24 Aralık 2010 Cuma

Noel Baba’dan İzmir İçin Dileklerimiz


Aralık ayının sonu geldiğinde Noel kutlamalarıyla karışan yeni yıl kutlamaları şehirleri rengarenk ışıklara boyar. İzmir’de de dünayadaki pek çok büyük şehir gibi meydanlar, işlek caddeler, mağaza vitrinleri rengarenk ışıklarla, süslerle donanır. Ofisler, evlerin balkonları da yeni yıl coşkusundan nasibini alır. Yeni yılın heyecanını yeni yıl konserleri, kermesler, defileler, yılsonu partileri 31 Aralık gününün akşamına kadar yükseltiyor. Yeni yıl için tutulan dileklerin listesi ise 1 Ocak 00.01’e dek uzayıp gidiyor.

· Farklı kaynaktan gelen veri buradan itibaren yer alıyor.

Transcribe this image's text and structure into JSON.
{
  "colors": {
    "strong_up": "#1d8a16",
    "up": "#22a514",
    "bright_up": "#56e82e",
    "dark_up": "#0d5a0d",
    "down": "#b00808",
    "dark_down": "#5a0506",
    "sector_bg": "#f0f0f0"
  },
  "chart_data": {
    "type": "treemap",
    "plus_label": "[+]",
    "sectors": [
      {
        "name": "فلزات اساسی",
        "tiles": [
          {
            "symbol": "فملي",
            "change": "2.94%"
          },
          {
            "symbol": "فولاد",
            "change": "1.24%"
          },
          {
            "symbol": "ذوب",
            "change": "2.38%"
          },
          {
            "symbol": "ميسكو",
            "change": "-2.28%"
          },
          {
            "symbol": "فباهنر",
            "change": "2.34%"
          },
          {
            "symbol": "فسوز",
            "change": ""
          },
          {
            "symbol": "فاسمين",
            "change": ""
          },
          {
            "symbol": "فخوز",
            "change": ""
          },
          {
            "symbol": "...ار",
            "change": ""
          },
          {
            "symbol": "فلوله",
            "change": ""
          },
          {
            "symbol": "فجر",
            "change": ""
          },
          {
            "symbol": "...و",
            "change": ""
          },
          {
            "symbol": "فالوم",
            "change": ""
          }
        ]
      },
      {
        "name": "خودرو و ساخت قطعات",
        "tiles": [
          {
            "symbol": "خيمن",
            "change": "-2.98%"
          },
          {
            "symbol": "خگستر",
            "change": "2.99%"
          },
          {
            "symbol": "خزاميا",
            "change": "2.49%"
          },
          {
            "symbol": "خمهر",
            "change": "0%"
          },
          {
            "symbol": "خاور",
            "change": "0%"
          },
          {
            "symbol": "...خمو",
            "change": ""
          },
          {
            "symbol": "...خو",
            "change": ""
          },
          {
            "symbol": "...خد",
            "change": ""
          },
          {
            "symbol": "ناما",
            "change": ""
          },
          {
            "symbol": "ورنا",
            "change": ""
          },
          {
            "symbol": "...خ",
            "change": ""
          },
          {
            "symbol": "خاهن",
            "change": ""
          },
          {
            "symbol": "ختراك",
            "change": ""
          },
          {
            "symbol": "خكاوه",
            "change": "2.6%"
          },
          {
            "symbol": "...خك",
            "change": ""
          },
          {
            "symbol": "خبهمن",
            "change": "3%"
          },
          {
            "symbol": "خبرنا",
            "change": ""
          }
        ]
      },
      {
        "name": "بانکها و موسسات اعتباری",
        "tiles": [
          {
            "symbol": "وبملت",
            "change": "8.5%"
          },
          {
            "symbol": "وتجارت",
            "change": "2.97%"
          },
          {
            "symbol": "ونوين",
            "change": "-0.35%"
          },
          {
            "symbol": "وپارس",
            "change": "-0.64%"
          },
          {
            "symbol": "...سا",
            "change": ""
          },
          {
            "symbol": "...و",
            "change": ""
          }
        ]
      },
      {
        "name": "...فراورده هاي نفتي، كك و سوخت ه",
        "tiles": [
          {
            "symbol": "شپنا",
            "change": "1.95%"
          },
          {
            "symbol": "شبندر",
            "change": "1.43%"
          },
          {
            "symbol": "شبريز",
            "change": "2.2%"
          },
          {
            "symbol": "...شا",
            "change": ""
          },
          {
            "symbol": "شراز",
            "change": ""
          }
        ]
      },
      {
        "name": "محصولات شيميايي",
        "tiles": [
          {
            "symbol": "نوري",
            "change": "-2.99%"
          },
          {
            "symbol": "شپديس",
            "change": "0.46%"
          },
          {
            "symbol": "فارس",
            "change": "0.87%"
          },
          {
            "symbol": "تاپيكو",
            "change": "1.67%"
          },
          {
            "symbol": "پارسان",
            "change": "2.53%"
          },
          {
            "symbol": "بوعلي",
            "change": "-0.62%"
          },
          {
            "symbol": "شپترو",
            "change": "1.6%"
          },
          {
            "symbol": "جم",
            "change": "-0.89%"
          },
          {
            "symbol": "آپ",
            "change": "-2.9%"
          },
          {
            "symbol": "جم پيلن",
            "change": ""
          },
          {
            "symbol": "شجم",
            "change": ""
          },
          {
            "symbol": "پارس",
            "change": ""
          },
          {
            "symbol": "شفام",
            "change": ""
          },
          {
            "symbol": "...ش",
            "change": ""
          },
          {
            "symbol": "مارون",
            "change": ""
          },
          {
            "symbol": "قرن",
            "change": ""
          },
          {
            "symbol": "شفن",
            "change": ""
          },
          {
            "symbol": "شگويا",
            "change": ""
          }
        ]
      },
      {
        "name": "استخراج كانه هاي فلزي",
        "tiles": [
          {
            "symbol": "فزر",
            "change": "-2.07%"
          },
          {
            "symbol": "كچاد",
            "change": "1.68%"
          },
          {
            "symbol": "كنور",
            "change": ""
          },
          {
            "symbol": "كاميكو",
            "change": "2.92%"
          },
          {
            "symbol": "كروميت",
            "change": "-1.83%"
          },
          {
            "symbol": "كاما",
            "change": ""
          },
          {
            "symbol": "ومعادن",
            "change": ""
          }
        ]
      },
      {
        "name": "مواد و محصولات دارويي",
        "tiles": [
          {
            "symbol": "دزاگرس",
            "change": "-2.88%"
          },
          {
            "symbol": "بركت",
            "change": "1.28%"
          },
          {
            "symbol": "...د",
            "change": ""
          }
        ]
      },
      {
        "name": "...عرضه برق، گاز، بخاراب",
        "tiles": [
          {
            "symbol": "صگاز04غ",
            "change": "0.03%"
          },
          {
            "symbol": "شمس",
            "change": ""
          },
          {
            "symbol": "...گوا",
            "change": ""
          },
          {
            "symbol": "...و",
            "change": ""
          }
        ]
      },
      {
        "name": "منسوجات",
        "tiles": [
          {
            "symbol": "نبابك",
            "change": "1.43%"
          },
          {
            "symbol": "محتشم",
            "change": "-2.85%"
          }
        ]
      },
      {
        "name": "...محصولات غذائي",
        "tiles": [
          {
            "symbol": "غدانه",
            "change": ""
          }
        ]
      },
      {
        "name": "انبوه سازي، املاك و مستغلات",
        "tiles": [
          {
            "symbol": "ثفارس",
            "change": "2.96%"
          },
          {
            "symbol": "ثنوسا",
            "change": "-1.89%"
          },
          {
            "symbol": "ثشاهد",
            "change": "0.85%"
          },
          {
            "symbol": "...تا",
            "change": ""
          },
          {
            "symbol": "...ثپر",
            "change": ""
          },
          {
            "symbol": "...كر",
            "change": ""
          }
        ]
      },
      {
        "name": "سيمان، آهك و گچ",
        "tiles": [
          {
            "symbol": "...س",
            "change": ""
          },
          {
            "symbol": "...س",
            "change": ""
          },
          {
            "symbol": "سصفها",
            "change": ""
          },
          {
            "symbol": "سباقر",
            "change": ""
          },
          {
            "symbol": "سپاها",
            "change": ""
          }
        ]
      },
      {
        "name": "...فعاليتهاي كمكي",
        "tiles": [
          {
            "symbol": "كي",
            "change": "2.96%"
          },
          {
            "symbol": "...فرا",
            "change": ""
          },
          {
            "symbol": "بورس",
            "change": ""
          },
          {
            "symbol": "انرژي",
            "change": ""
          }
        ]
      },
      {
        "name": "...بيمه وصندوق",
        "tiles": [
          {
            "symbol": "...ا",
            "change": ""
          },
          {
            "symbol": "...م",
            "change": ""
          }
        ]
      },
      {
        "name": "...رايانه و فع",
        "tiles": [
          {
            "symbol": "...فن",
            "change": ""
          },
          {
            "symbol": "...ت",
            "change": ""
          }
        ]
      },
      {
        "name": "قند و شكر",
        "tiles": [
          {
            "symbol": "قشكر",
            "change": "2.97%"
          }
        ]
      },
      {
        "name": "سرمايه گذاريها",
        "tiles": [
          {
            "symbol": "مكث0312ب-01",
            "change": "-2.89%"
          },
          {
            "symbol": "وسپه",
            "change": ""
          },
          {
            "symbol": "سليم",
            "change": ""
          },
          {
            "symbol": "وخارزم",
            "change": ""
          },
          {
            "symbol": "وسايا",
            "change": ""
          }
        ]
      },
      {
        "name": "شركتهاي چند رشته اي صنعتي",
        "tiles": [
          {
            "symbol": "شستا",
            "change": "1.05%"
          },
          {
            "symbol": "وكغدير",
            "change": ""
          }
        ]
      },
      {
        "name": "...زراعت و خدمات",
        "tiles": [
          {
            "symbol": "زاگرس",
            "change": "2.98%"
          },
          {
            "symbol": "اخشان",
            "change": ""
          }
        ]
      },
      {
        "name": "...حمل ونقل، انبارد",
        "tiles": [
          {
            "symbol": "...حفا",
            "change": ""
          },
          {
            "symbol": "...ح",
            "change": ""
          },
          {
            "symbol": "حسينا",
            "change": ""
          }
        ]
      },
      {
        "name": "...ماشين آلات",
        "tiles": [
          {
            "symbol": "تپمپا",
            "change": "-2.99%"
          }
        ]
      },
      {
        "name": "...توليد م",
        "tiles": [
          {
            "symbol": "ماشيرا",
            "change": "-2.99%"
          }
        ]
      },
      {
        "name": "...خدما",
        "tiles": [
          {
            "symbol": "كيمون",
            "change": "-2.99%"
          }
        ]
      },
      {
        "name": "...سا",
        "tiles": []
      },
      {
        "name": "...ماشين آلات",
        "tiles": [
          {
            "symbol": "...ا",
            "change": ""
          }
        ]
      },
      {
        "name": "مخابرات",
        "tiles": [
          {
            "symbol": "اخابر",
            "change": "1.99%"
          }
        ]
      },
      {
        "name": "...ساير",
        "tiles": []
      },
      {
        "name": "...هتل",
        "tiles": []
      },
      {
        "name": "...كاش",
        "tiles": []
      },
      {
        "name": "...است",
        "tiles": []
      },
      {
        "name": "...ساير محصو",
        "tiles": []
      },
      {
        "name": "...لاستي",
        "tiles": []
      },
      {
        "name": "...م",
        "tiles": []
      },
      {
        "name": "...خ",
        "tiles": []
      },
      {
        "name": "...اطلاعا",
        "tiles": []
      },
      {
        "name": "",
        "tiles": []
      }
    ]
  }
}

2011 yılının gelişi İzmir’i ayrı bir kimlik olarak düşünürsek o kadar da ümit verici değil, tersine biraz buruk, biraz tatsız. Çünkü kentin kalbine giden yollar delik-deşik, bypass ameliyatının bitmesini bekliyor. Birçok cadde, sokak kapalı, yollar sokak arasından geçiyor, hemen her sokak başına “dönülmez levhası” konmuş. Ama yol tarifleri artık şöyle: dar sokağa gir, dönülmez denilen yerden dön, karşına araba çıkarsa sağa çek, bekle... Yollar yanında kaldırımlar da doğalgaz adına  paramparça, parklar bakımsız ve kedi-köpek tuvaleti haline gelmiş. Yeni açılan hızlı trendeki aksaklıklar bir nebze tazelenmiş umutları da kırmış. İşsizlik oranı özellikle üniversite mezunlarının belini bükmüş. Küçük ölçekli iş sahiplerinin içinden kurtulmaya çalıştıkları borç batağıyla ilgili beklentilerine de pek çıkış yok gibi gözüküyor. Bu umutsuzlukların yanında İzmir’in tüm ilçeleriyle ve merkeziyle bir turizm ve sanayi kenti olarak tanıtımı için çaba gösterenlerin sayısında şimdilik hissedilmeyen artış var. Farklı kanallardan kentin farklı yönlerini ön plana çıkarmayı amaçlayan ve dolayısıyla kente dünyanın dört bir yanından turistleri, çeşitli etkinliklerle işadamlarını, bilimadamlarını, sanatçıları getirmeyi amaçlayan birçok formül aranıyor. Bu arayışlar ve adı yeni konan projeler bile kentin canlanması için uğraşan insanların var olduğunu gösteriyor. Yani İzmir’i yeniden canlandıracak ve rekabet avantajını arttıracak umut ışıltıları yok, değil.

Kentin kanayan yaralarına, delik deşik olan yüreğine rağmen yine de yeni yıldan İzmir için uzun bir dilekler listesi çıkarmak mümkün. Kırmızı kukuletalı tonton Noel Baba’dan 2011 yılı için neler isteyebiliriz?

-İzmir’in en azından yakın çevresinde daha iyi tanınmasını,

-Şehre daha çok turist gelmesini,

-Uluslararası spor karşılaşmalarının ve kültürel etkinliklerinin şehre renk katmasını,

-Yolların düzelmesini ve metronun tez vakitte açılmasını (Tezveren Dede, Aceleci Bacı ve Suzuz Dede’den istedik olmadı...),

-Denizin daha temiz olduğu, deniz sefasının yelkenlilerle, tekne yarışlarıyla artmasını,

-Bilinçsiz balık çiftliklerinin ve trol avcılarının balıkları tükenmemesini, denizi kirletmemesini ve İzmirlilerin de bol balık yiyip daha çok zihninin çalışmasını

-Üniversite ve SBS sınavları birincilerinin diğer şehirleri kıskandıracak kadar çok olmasını,

-Sporcuların kupalarla şehri onurlandırmasını,

-Sivil toplum örgütlerinin, aynı sektörde iş yapanların, akademisyenlerin biraraya gelerek kent kültürü ve eğitim konusunda işbirliği yapmasını,

-Sosyal medyada sesini duyurmaya çalışan İzmirlilerin sesini artık birilerinin duymasını,

-Güvenilir, sermayesi güçlü yeni iş sahalarının açılmasını ve işsizliğin azalmasını,

-Genel seçimlerde İzmir’e gönül vermiş milletvekillerinin seçilmesini,

-Deprem, sel, salgın hastalık, yangın gibi felaketlerin olmamasını isteyebiliriz.

Bu liste uzayabilir, peki sizin dilekleriniz neler?